特に新婚の夫婦のために
結婚生活において個人的な弱さを受け入れる余地を残す
弱さや困難は、あなたと伴侶が神に近づく助けとなります。
結婚して4年になるからといって、結婚の専門家になれるわけではありません。しかし、その間に、わたしたちは試練を経験し、その一つ一つが夫婦関係を強め、互いの愛を深める形で、わたしたちを成長させてくれました。
それぞれの教訓はわたしたちに、どちらも弱さを抱えた不完全な人間であり、永遠の結婚には継続的な努力と犠牲と成長、そして救い主への信頼が必要であることを思い起こさせてくれました。
あなたと伴侶が不必要な対立を避けるために、結婚生活において個人的な弱さを受け入れる余地を残すことについて、わたしが学んだ重要な教訓を紹介します。
自主的に「赦します」と言う
結婚して間もないころ、夫とわたしは改善すべき点についてよく話し合いました。ある真剣な会話の中で、わたしは夫の気持ちを傷つけたことを謝り、改善することを約束しました。ところが、夫から「赦します」と言われたとき、わたしは意表を突かれた気がしました。
謝罪の後「大丈夫だよ」と言われるのは聞き慣れていましたが、その言葉がわたしの罪悪感を和らげることはありませんでした。「あなたを赦します」という言葉は違っていて、わたしのしたことを、見過ごしにはしませんでした。わたしは間違いを犯し、それは実は「大丈夫」ではなかったのです。その言葉はわたしを、自分の行動と向き合わせてくれました。
それ以来、「赦します」という言葉は、わたしたちの結婚生活において力強いものとなりました。わたしたちはそれを意図的に活用して、必要な変更を実行に移します。わたしたちは今、この言葉をほんとうに必要なときのために取っておき、自分の行動の影響と赦しの大切さを思い起こしています。
配偶者の報告責任
伴侶の欠点に気づくと、その欠点を監視するというパターンに陥りがちです。つまり、チェックしたり、思い出させたり、正しいことをするようにしつこく求めたりするのです。例えば財政や教会への出席、個人的な問題などの分野で、そのようにしてしまいがちです。
わたしはある友人から、夫を常に監視していると信頼関係が築けないと指摘されるまで、自分がそうしていることに気づきませんでした。わたしは夫に、高潔さを示して神への報告責任を果たす代わりに、わたしに対する責任を取るように強要していたのです。この絶え間ない監視は、わたしの弱点の一つでした。
時間がたつにつれて、わたしたちはそれぞれが自分で選択する余地を残し、間違えたときや助けが必要なときに相手のところに行くことで、お互いを信頼することを学びました。同様に、わたしたちが共通の信条に沿った選択をし、互いに対して、また天の御父に対して説明責任を果たすとき、自分が信頼されていることを示すのです。この取り組みにより、互いへの信頼が強化されました。十二使徒定員会のゲレット・W・ゴング長老は、次のように教えています。「選択の自由にも意義があります。なぜなら、わたしたちは神と自らの前に、現在の自分の姿と、自らの知識と行動について報告する責任があるからです。」
自分の弱さに取り組むことを決意する
ある種の弱さは、感情的な親密さと信頼に影響を与えるので、それらを克服しようと取り組むときは、、そのための余地を残すことが大切です。これは特に、結婚生活において特定の行動が許されない場合、難しい話し合いになる可能性があります。夫とわたしは、互いに継続的な改善と正直な対応を約束することを条件に、多少の弱さを受け入れることにしました。

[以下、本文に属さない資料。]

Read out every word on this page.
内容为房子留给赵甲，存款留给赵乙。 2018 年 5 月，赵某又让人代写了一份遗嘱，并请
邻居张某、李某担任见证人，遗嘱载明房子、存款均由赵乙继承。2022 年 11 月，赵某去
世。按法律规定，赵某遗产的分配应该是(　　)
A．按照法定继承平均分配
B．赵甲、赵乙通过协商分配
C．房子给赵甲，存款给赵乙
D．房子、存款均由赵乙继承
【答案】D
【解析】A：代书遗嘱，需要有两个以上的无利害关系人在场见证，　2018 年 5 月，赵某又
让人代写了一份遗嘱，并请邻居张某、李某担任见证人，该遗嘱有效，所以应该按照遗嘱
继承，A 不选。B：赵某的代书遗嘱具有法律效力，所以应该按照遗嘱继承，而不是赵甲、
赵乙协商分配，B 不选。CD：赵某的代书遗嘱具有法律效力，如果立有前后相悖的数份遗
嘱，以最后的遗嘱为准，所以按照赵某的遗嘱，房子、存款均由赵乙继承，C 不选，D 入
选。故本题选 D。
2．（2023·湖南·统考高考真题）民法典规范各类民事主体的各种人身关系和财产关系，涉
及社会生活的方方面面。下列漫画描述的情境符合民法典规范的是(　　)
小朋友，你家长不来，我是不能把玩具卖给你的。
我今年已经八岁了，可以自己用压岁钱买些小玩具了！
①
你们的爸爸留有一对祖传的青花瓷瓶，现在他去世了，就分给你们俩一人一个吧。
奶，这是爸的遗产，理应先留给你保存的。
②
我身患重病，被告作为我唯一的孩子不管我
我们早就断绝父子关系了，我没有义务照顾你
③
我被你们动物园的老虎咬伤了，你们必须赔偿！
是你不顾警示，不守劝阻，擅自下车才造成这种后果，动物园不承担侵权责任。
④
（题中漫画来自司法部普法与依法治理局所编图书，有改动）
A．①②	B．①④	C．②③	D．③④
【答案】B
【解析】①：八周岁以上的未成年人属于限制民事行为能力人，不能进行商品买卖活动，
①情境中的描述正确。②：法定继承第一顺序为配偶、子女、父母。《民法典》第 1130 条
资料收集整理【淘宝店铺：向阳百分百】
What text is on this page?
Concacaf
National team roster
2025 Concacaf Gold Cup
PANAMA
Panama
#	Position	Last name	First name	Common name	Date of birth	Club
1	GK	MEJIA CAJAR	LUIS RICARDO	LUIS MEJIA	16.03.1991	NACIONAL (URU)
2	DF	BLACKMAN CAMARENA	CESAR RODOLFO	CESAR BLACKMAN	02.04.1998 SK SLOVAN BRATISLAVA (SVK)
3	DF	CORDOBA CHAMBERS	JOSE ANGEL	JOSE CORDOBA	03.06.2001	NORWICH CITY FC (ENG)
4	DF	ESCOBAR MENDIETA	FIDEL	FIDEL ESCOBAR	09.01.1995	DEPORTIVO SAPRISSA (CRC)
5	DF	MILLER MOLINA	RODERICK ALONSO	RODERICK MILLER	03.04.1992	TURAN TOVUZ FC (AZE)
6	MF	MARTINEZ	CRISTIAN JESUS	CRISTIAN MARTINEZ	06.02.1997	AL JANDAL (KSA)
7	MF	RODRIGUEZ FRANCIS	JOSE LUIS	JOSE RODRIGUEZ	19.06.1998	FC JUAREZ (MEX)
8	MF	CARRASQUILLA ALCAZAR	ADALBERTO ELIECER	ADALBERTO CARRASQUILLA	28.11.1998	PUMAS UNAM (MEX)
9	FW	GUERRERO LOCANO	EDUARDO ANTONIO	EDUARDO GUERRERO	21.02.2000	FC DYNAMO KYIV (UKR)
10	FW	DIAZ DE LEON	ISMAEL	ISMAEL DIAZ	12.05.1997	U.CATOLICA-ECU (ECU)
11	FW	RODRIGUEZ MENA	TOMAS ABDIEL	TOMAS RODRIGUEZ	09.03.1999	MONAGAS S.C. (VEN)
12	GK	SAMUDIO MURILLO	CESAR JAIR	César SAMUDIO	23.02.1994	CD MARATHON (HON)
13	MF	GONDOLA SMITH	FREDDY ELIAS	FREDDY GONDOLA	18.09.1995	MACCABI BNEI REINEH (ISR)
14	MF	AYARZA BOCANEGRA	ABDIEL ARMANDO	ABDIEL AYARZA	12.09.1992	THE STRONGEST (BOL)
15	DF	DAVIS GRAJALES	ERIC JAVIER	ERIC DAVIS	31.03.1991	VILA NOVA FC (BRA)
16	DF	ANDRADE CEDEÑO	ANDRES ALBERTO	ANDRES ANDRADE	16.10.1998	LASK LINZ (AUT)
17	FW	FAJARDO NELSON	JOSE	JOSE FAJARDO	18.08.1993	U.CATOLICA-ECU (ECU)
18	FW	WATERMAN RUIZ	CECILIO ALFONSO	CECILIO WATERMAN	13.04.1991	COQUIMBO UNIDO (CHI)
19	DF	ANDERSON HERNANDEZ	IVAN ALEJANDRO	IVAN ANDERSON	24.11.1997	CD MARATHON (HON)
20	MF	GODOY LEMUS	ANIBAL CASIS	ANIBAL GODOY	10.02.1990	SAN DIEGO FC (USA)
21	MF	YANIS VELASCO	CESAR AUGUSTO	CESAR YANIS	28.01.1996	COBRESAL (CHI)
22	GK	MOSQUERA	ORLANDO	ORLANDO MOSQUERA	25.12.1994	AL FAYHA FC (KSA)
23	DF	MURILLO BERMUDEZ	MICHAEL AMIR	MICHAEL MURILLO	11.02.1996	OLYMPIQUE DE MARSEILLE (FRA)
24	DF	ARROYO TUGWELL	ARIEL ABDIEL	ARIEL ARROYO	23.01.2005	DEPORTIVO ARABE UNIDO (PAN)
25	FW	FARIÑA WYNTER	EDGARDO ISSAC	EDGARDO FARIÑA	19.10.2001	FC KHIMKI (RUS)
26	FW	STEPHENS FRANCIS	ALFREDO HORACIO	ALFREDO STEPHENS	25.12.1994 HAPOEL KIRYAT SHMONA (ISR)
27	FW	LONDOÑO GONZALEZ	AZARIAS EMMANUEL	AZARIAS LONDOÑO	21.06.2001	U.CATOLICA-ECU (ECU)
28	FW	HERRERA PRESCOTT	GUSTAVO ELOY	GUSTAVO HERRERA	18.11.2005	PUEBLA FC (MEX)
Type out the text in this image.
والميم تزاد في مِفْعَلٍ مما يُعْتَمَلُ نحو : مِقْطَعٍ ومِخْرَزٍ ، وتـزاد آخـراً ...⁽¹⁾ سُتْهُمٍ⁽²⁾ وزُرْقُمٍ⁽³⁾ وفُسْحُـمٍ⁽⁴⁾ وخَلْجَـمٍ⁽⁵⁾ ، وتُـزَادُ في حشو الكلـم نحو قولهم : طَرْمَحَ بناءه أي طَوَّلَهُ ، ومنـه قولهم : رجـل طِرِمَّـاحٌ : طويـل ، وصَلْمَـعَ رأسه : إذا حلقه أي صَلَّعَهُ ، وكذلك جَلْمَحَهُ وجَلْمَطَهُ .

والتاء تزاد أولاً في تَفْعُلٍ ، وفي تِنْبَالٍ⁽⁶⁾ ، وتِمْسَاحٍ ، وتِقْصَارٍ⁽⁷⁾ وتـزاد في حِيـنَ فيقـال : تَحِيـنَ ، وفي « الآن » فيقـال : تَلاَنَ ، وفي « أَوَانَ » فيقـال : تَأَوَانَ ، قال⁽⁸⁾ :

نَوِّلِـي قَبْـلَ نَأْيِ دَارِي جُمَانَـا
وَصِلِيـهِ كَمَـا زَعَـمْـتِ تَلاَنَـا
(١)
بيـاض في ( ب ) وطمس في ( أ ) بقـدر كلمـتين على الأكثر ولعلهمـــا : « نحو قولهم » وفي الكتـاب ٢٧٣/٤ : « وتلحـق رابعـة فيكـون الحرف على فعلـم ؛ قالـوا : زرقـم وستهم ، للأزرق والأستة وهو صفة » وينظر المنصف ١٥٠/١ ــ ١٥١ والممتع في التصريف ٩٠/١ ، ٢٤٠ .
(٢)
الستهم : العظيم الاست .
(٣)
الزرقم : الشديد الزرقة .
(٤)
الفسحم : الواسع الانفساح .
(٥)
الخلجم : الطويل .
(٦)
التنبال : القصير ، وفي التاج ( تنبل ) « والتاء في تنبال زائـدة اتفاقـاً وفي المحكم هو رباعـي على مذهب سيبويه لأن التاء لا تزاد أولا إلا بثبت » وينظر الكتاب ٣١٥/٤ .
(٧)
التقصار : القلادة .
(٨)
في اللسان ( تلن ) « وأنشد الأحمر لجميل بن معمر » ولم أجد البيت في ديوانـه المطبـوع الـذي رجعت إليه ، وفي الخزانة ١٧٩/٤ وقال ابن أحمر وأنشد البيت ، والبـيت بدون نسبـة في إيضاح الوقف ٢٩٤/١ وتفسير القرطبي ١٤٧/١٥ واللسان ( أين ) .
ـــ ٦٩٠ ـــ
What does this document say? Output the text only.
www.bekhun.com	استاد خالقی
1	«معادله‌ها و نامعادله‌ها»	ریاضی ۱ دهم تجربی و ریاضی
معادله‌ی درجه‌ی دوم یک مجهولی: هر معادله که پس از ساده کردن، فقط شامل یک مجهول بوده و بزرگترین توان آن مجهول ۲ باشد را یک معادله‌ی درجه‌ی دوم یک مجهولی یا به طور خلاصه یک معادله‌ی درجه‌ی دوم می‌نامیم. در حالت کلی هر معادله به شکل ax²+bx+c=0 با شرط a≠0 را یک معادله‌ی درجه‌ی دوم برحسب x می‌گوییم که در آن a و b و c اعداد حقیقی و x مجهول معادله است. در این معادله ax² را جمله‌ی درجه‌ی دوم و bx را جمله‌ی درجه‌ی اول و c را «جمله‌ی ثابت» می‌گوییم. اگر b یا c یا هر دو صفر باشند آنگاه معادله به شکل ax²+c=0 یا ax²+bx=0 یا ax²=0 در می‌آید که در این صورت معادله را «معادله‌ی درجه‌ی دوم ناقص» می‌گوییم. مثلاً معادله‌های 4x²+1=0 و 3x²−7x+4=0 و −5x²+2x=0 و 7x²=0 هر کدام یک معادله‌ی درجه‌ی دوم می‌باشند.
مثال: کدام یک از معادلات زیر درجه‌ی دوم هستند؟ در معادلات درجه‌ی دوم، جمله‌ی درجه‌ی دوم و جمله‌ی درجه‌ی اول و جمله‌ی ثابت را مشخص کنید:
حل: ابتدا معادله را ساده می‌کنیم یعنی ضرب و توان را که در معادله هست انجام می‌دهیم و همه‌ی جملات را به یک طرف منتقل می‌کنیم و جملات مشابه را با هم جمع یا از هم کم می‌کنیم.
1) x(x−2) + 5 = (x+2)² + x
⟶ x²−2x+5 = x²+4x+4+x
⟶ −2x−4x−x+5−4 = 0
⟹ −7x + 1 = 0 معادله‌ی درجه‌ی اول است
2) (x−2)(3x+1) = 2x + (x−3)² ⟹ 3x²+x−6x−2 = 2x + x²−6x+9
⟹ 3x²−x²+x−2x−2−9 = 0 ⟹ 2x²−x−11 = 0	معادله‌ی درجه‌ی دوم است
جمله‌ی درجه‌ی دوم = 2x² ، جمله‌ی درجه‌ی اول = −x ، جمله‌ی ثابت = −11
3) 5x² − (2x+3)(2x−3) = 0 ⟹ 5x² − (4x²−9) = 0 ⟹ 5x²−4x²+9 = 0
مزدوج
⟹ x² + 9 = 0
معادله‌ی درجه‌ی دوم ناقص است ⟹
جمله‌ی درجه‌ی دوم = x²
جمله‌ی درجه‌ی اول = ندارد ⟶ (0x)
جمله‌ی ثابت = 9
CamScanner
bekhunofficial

アルマ書の中で、司令官モロナイは敵の攻撃を防ぐために、ニーファイ人の町々を防壁で固め、木材と土で胸壁を築き、強固なとりでにしました(アルマ53:4ー5参照)。同様に、自分自身や伴侶の不完全さを受け入れるのは難しいかもしれませんが、改善しようと努力する互いの姿を見ることで、感情的な親密さが強まります。互いの弱さを補強するための努力が、最終的にわたしたちを近づけ、愛し支えあうという永遠の要塞を築くのです。
神との聖約が力をもたらす
神殿で結び固められたとき皆さんは、互いに約束を交わしただけでなく、神とも聖約を交わしました。ラッセル・M・ネルソン大管長は次のように教えています。「神と交わした聖約を守ることで得られる報いとは天の力であり、それは、試練や誘惑、心の痛みにもっとよく耐えられるようにわたしたちを強めてくれます。」
弱さを抱えているときには、神殿の聖約を守ることによって、結婚生活の中で神の助けを受ける資格が得られることを思い出してください。神はその力によって、皆さんが互いに赦し、信頼し、報告責任を果たし、弱さを受け入れる余地を残し、「弱さを強さに変え」られるように(エテル12:27参照)助けてくださるのです。